International classification of functioning, disability and health benefits neurorehab research and patient care
Guidelines and limitations reported in NeuroRehabilitation
Use of the International Classification of Functioning, Disability and Health (ICF) has increased significantly over the last decade. The current issue of NeuroRehabilitation features a series of insightful articles that provide examples of how the ICF can be successfully implemented in clinical practice and research related to neurorehabilitation, ultimately benefiting patient care.

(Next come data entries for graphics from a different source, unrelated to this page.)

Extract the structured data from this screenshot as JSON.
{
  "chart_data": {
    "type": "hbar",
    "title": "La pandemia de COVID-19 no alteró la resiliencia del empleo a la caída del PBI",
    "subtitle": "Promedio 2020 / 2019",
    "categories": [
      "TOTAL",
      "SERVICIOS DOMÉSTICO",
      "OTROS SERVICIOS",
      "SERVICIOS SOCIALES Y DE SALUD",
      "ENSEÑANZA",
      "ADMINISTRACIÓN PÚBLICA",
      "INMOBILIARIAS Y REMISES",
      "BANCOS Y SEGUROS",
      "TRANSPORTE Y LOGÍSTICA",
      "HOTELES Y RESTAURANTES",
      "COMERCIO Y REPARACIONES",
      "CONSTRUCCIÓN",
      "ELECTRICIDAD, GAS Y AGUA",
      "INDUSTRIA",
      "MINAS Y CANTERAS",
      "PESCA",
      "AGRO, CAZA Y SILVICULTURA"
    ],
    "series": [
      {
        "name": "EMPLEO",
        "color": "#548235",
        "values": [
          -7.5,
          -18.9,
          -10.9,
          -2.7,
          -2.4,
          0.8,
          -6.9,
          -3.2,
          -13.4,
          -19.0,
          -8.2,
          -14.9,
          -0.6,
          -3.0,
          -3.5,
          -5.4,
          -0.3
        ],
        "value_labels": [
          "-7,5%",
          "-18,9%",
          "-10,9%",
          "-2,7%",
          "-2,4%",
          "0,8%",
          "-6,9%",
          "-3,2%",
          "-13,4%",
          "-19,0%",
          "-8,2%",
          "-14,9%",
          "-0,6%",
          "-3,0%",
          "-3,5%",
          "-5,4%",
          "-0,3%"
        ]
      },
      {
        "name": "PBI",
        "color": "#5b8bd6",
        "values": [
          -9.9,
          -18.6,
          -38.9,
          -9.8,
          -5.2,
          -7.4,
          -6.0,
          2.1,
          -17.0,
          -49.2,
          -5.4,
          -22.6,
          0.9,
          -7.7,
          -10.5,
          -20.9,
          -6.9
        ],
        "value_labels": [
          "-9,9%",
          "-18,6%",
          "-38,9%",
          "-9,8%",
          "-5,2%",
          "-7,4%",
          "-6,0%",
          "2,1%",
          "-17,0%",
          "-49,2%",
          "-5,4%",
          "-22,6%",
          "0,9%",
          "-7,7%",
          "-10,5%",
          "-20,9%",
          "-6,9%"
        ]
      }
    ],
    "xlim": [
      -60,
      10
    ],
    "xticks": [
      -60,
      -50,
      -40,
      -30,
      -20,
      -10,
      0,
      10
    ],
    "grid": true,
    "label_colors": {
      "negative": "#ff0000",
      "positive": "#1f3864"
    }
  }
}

ICF was endorsed by the 54th World Health Assembly for international use in May 2001 after two decades of systematic field trials and international consultation. It serves as a framework for the description of health and disability states, much as the ICD-10 (International Classification of Diseases) does for disorders, injuries, and diseases.
The multipurpose classification has become a valuable tool that:
- Provides a scientific basis for understanding and studying health and health-related states, outcomes and determinants
- Establishes a common language for describing health and health-related states in order to improve communication among different users, such as health care workers, researchers, policy-makers, and the public, including people with disabilities
- Permits comparison of data across countries, health care disciplines, services, and time
- Provides a systematic coding scheme for health information systems
According to Guest Editors Professor Jan Lexell, MD, PhD, and Associate Professor Christina Brogårdh, RPT, PhD, both at the Department of Health Sciences at Lund University and the Department of Neurology and Rehabilitation Medicine at Skåne University Hospital, Lund, Sweden, ICF has become a valuable tool to increase communication between different users, help clinicians to classify the consequences of a disease or disability, and to plan and evaluate different interventions as of the rehabilitation process. “It is our hope that these articles will broaden and deepen our knowledge of ICF and may serve as an inspiration for clinicians and researchers in their ambition to develop the use of ICF and for future research.”
This thematic issue provides explicit examples of how the ICF can be applied within neurorehabilitation and how the ICF can expand our knowledge of the possibilities that lie within this framework. The articles also highlight certain limitations and challenges with ICF and the need for future research. The authors are all experienced in the area of ICF and have contributed to the knowledge transfer in different disciplines.
Articles in the issue discuss the use of ICF in rehabilitation plans, how it can be used to collect data on the extent of disabilities, and where it can be used to help rehabilitate youths with cerebral palsy. Other contributions are concerned with real-world examples of implementing the ICF for stroke patients and those with traumatic brain injury, and how differences regarding understanding of the concepts of activities and participation in the ICF may confuse communication rather than facilitate it.